London, May 6 (IANS) Contrary to popular belief, the so-called “British Invasion” of US pop music by groups like The Beatles and The Rolling Stones did not start rock revolution, researchers have found.

The greatest musical revolution in US pop history was also not 1964 but 1991 when hip-hop arrived in the charts, said the team that studied trends in style, the diversity of the charts, and the timing of musical revolutions in last 50 years.
They found that 1986 was the least diverse year for the charts, a fact the researchers attribute to the sudden popularisation of drum machines and samplers at the time.
“For the first time, we can measure musical properties in recordings on a large scale. We can actually go beyond what music experts tell us by looking directly into the songs, measuring their makeup and understanding how they have changed,” said Matthias Mauch from Queen Mary University of London.
The team noticed that the musical revolution said to have been driven by The Beatles and The Rolling Stones was already underway before they arrived in the US.
“The rise of hip-hop caused the single most radical change in the US charts,” Mauch added.
For the study, Mauch and researchers from Imperial College London, with the help from music website Last.fm, used cutting edge methods from signal processing and text-mining to analyse the musical properties of songs.
They analysed 17,000 songs from the US Billboard Hot 100 charts from 1960 to 2010.
Their system automatically grouped the thousands of songs by patterns of chord changes and tone allowing researchers to statistically identify trends with an unprecedented degree of consistency.
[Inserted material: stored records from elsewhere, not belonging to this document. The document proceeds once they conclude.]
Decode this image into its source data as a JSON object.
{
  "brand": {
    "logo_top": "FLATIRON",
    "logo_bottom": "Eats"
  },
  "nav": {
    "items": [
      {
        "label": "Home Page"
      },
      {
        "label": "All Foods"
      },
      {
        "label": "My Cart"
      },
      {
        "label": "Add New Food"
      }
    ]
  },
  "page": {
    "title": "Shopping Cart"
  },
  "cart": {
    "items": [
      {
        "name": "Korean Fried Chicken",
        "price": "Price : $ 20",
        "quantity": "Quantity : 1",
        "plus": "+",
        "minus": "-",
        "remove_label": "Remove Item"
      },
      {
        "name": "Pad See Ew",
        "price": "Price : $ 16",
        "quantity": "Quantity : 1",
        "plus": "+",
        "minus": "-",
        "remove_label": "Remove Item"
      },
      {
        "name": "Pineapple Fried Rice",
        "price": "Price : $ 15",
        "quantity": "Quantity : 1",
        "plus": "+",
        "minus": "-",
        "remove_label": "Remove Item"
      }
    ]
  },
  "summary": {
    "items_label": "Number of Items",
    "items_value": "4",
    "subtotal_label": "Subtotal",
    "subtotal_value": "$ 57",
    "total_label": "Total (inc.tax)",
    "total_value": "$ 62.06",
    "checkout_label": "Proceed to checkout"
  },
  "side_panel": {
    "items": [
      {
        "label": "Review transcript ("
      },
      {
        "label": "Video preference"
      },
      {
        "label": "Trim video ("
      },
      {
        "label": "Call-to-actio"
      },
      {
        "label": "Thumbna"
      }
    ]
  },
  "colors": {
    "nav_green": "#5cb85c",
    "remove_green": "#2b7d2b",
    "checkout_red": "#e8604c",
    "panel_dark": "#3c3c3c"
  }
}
“No doubt some will disagree with our scientific approach and think it’s too limited for such an emotional subject but I think we can add to the wonder of music by learning more about it,” Mauch said.
“We want to analyse more music from more periods in more countries and build a comprehensive picture of how music evolves,” the authors concluded.
The findings were detailed in the journal Royal Society Open Science.